Autodidacte, elle est de celles et ceux pour qui les études en arts peuvent contaminer la création.

«Quand j'ai commencé à écrire des chansons, plaide-t-elle, je ne connaissais pas ma voix et ne jouais pas vraiment de piano. J'ai beaucoup évolué depuis.» Paradoxalement, elle travaille avec des musiciens classiques, ce qui produit un folk de chambre de fort belle tenue. «Nous provenons de milieux très différents. Ils ont accepté de faire mes chansons parce qu'on a du fun

Ses frères ont aussi une trajectoire peu commune.
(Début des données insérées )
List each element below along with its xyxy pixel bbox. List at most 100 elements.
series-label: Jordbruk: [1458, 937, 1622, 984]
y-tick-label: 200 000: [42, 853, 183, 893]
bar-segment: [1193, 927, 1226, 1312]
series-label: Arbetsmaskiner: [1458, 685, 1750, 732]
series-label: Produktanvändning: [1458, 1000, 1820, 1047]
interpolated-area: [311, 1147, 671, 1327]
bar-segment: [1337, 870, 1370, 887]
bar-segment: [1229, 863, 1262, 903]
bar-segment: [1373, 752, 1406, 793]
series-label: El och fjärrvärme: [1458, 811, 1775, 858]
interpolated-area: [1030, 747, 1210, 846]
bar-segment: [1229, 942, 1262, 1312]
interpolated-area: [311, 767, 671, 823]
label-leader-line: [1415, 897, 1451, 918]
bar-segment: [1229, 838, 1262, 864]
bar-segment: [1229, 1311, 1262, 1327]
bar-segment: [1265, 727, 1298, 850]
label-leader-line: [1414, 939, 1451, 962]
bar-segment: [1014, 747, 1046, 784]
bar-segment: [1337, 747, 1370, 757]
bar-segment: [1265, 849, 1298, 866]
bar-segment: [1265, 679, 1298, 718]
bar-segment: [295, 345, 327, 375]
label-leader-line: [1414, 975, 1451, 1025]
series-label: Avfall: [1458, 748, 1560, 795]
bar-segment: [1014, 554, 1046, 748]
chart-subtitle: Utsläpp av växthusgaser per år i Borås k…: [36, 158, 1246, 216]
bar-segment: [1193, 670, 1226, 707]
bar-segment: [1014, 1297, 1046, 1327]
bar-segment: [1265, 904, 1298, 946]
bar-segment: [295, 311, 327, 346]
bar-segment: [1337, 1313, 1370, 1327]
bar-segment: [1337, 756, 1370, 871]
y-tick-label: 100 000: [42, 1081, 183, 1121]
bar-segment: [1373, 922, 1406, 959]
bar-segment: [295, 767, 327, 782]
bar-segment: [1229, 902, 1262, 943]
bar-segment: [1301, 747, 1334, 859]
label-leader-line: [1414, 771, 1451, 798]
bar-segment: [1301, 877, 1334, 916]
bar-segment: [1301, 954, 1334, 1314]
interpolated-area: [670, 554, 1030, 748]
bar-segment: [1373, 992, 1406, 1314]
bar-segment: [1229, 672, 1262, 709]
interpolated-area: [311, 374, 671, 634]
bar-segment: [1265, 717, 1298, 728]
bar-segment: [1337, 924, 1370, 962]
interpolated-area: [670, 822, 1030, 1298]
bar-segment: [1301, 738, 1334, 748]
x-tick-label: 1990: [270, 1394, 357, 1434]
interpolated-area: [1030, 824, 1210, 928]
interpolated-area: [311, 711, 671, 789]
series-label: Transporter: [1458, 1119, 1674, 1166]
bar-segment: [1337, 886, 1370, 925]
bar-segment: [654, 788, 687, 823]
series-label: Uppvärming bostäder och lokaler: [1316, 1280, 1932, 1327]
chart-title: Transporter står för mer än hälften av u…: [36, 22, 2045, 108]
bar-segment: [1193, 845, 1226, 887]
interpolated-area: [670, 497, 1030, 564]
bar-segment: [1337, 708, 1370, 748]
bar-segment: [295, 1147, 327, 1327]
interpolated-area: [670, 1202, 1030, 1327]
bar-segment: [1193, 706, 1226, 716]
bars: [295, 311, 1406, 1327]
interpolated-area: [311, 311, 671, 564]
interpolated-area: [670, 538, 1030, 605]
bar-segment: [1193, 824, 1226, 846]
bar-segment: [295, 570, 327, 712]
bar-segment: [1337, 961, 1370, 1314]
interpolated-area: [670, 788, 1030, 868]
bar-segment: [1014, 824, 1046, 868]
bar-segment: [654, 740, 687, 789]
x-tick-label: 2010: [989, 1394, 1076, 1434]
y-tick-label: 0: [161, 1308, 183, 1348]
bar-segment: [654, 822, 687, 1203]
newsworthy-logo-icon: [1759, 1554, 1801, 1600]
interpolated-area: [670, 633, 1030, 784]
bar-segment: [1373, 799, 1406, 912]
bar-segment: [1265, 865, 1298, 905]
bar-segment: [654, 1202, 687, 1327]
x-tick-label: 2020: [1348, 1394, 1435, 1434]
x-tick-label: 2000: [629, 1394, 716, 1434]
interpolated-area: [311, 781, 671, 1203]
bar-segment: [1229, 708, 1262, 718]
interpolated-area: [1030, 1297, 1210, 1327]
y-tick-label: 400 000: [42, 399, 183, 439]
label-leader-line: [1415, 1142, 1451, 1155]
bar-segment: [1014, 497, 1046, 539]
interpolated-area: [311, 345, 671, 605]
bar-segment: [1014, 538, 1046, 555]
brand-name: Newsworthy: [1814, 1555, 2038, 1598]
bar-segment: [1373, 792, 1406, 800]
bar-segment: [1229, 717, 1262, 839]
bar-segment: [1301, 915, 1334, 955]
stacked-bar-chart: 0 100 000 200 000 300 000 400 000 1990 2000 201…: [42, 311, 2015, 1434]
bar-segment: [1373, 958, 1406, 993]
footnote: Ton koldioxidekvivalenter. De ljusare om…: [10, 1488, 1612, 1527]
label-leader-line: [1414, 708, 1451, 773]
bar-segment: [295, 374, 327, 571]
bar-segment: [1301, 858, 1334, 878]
L'un étudie l'impact des jeux vidéo sur la jeunesse au Japon, où il a passé deux ans. L'autre étudie la composition à Bordeaux, ce qui l'a mené aux orchestrations et arrangements de L'alchimie des monstres pour sa frangine.

Ainsi, la chanson d'auteur a choisi Klô Pelgag. Elle a 23 ans, vit à Montréal depuis quatre ans. «J'aime Montréal, car j'y ai beaucoup appris et connu bien des gens, mais... je me sens l'esprit beaucoup plus libre lorsque je crée à la campagne. Je peux mieux réfléchir à mes trucs.»

À la ville ou à la campagne, sa propension à reconstruire le réel est plus que tangible:

«Je n'ai jamais été séduite par la réalité directe. En création, je ne m'intéresse pas aux trucs narratifs, je n'aime pas vraiment la peinture figurative. Je préfère le monde de l'abstraction, qui est aussi une expression déviée de la réalité. C'est ma façon d'être et de voir. J'ai toujours été comme ça, en fait. Mes chansons, c'est vraiment moi.»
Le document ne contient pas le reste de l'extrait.